HW 3: Server Load

HW3

You may do this project individually or in 2-person teams. If you choose the latter, be sure to tell the TA who your partner is.

Introduction

A common task in evaluating computer systems is to experimentally determine the throughput and latency of the system. This homework exercises these skills (and addresses common pitfalls) for a simple test system.

Setup

Select a set of machines on which to run your tests. You will need one machine to act as a server and several to act as clients. Download and install a web server of your choice (e.g., apache, JO!, Jigsaw, ...) Write a script to generate F test files, each of size 10KB. F should be sufficient that total size of the test files is twice the size of the test machine's main memory. Generate the test files on the machine's local disk (for .cs machines, the /tmp partition is globally accessible and is usually big enough. If you use a shared machine, be sure to clean up after yourself when you are done!) Write a coordinator script/program that launches N workload generators on a set of M machines and have each workload generator put its output in a separate file:
        rm /u/userId/gradOS/hw4/out/N/*
        for(ii = 0; ii < N; ii++){
           ssh userId@machine[ii % M] /u/userId/gradOS/hw4/generator nRequsts avgDelay > /u/userId/gradOS/hw4/out/N/out.ii
Each workload generator is invoked with two paramaters: nRequests -- the number of requests to issue before exiting -- and delay -- the average delay between requests. Each workload generator has the following main loop
         for(ii = 0; ii < nRequests; ii++){
           start = currentTime
           send request for randomly selected object
           receive reply
           end = currentTime
           latency = end - start;
           print start + " " + latency + "\n" to stdout
           delay = random value using exponential distribution
                   with mean = avgDelay
           sleep until start + delay
Note that an HTTP server receives ASCII requests of the form
         GET /users/dahlin/index.html HTTP/1.1\n
      Host: www.cs.utexas.edu\n
      \n
(Note that there needs to be a blank line to tell the server that the request is done.) Try using the command "telnet www.cs.utexas.edu 80" and typing a request similar to the above to see how this works. Notice that the Content-Length field in the reply tells you how many bytes will appear after the blank line that separates the reply header from the reply body. Finally, you will want to write an analysis script to read these output files and generate the graphs specified below. (I typically use shell scripts, awk, and gnuplot to produce such graphs, but feel free to use whatever tools you are comfortable with. *Don't* try to calculate these graphs manually!)

Exercise 1

A key problem with a lot of experiments is that people run experiments, see a graph that has rougly the expected shape, and stop there even though the graphs don't make any sense. It is important to do back of the envelope calculations to make sure you understand the results and that they make sense. Before you run any tests, estimate the expected maximum troughput that the system should be able to achieve (show your work and explain your reasoning). Similarly, estimate expected the minimum latency that a client should observe when the system is lightly loaded (show your work and explain your reasoning).

Exercise 2

Run an experiment and produce the plots described below.
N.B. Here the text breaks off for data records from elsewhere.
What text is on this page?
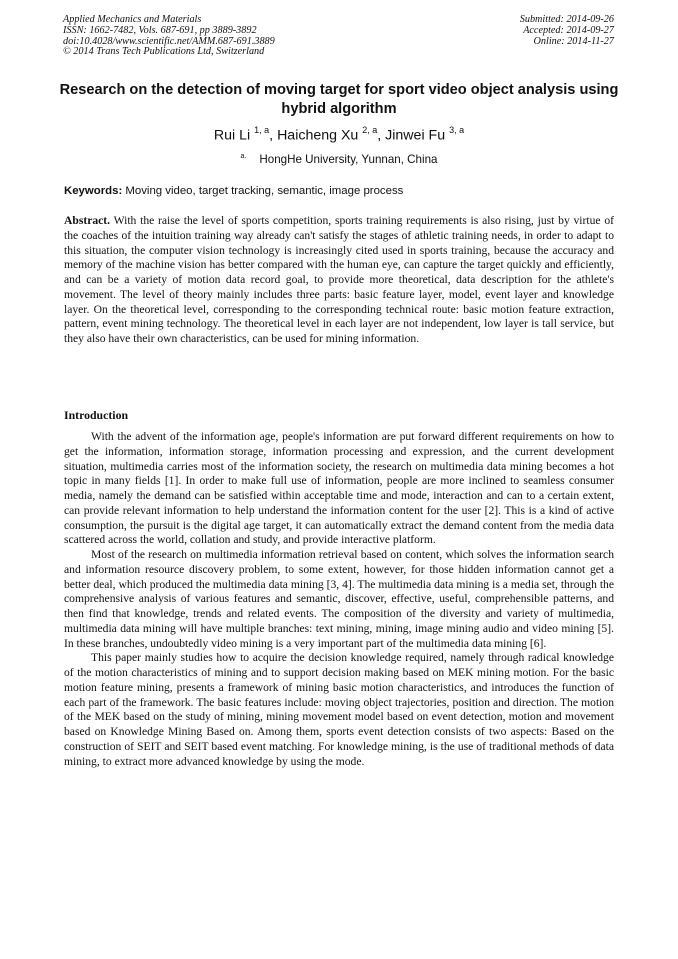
Applied Mechanics and Materials
ISSN: 1662-7482, Vols. 687-691, pp 3889-3892
doi:10.4028/www.scientific.net/AMM.687-691.3889
© 2014 Trans Tech Publications Ltd, Switzerland
Submitted: 2014-09-26
Accepted: 2014-09-27
Online: 2014-11-27
Research on the detection of moving target for sport video object analysis using hybrid algorithm
Rui Li $^{1, a}$, Haicheng Xu $^{2, a}$, Jinwei Fu $^{3, a}$
$^{a.}$ HongHe University, Yunnan, China
Keywords: Moving video, target tracking, semantic, image process
Abstract. With the raise the level of sports competition, sports training requirements is also rising, just by virtue of the coaches of the intuition training way already can't satisfy the stages of athletic training needs, in order to adapt to this situation, the computer vision technology is increasingly cited used in sports training, because the accuracy and memory of the machine vision has better compared with the human eye, can capture the target quickly and efficiently, and can be a variety of motion data record goal, to provide more theoretical, data description for the athlete's movement. The level of theory mainly includes three parts: basic feature layer, model, event layer and knowledge layer. On the theoretical level, corresponding to the corresponding technical route: basic motion feature extraction, pattern, event mining technology. The theoretical level in each layer are not independent, low layer is tall service, but they also have their own characteristics, can be used for mining information.
Introduction

With the advent of the information age, people's information are put forward different requirements on how to get the information, information storage, information processing and expression, and the current development situation, multimedia carries most of the information society, the research on multimedia data mining becomes a hot topic in many fields [1]. In order to make full use of information, people are more inclined to seamless consumer media, namely the demand can be satisfied within acceptable time and mode, interaction and can to a certain extent, can provide relevant information to help understand the information content for the user [2]. This is a kind of active consumption, the pursuit is the digital age target, it can automatically extract the demand content from the media data scattered across the world, collation and study, and provide interactive platform.

Most of the research on multimedia information retrieval based on content, which solves the information search and information resource discovery problem, to some extent, however, for those hidden information cannot get a better deal, which produced the multimedia data mining [3, 4]. The multimedia data mining is a media set, through the comprehensive analysis of various features and semantic, discover, effective, useful, comprehensible patterns, and then find that knowledge, trends and related events. The composition of the diversity and variety of multimedia, multimedia data mining will have multiple branches: text mining, mining, image mining audio and video mining [5]. In these branches, undoubtedly video mining is a very important part of the multimedia data mining [6].

This paper mainly studies how to acquire the decision knowledge required, namely through radical knowledge of the motion characteristics of mining and to support decision making based on MEK mining motion. For the basic motion feature mining, presents a framework of mining basic motion characteristics, and introduces the function of each part of the framework. The basic features include: moving object trajectories, position and direction. The motion of the MEK based on the study of mining, mining movement model based on event detection, motion and movement based on Knowledge Mining Based on. Among them, sports event detection consists of two aspects: Based on the construction of SEIT and SEIT based event matching. For knowledge mining, is the use of traditional methods of data mining, to extract more advanced knowledge by using the mode.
Set N to 100 and average delay to 0.1 second and plot

x axis: elapsed time y axis: throughput (requests completed per second)
x axis: elapsed time y axis: latency (time from when request is issued until it completes)

Discuss any start-up effects you observe. What is causing them and how much do they affect the results? Describe how you will account for these start-up/shut down effects in the remaining experiments.

Exercise 3

A common error is to report "average response time" for a sysetm without thinking too much about the system load. In reality, response time is highly dependent on load and rather than reporting just one latency number (at some carefully-or-not-so-carefully selected load), it is usually much better to plot the latency as a function of load.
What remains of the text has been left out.